An English footballer once described the rules of his sport as follows: twenty two men kick a ball around for 90 minutes and in the end the Germans win. Tell this to a Bavarian though and he’d shake his head and say: “Eigentlich gewinnt immer der Bayern!”
And he wouldn’t be wrong. Bayern Munich winning the Bundesliga is just about as certain as death and taxes. Meanwhile when Germany won the World Cup in 2014, six of the starting eleven were Bayern players.
As in football, so in politics: In Bavaria a handful of parties campaign in state elections every five years - and when the votes are counted the Christian Social Union (CSU) always win.
Excluding a three-year blip in the 1950s, the conservative party has dominated Bavarian politics to an extent unparalleled in any other corner of Germany.
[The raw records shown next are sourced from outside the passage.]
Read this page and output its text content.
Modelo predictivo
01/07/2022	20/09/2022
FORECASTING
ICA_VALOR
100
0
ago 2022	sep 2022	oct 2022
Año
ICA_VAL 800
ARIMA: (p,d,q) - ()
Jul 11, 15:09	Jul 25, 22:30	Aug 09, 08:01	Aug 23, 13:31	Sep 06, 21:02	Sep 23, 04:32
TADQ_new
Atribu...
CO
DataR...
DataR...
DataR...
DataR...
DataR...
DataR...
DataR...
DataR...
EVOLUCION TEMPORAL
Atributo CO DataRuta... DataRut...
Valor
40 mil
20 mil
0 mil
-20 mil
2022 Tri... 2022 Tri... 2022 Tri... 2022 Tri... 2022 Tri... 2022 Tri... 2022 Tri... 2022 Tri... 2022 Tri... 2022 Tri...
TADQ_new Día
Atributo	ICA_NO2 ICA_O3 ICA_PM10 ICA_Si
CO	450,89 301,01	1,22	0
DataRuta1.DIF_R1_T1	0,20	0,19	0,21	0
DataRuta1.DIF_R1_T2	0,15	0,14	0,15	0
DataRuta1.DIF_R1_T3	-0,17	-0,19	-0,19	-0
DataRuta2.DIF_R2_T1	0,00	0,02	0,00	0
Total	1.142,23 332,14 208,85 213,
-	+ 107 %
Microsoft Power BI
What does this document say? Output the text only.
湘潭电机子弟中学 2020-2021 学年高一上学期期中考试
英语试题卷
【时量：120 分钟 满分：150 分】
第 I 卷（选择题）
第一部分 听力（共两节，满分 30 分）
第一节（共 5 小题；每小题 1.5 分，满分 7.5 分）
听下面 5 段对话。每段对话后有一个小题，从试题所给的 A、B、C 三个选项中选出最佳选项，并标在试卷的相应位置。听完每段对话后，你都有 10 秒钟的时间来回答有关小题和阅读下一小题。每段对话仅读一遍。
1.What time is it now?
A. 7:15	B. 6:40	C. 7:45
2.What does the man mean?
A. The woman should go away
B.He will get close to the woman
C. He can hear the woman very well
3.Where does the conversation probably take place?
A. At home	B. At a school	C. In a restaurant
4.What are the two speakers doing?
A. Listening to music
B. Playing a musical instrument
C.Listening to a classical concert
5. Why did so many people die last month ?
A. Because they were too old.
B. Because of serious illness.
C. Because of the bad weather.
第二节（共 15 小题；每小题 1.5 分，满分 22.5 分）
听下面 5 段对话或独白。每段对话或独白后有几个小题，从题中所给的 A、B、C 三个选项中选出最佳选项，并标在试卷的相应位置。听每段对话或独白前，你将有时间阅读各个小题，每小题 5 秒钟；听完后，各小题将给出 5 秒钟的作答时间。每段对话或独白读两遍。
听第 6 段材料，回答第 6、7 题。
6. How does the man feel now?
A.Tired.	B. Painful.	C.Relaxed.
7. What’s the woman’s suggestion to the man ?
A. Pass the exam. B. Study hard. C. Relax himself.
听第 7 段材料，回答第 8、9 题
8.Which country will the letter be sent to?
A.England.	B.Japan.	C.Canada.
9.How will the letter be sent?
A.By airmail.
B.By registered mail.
Crushing victories are the norm: CSU leaders have lost their jobs for failing to win 50 percent of the vote.
The CSU are a peculiarity, they only exist in Bavaria and form a conservative alliance with the Christian Democrats (CDU) in the Bundestag.
Like a nationalist party in provinces of Spain or the United Kingdom, their main electoral strategy is playing to local pride. According to the CSU narrative, the best beer, cars, footballers and mountains all have one thing in common - they’re found in Bavaria.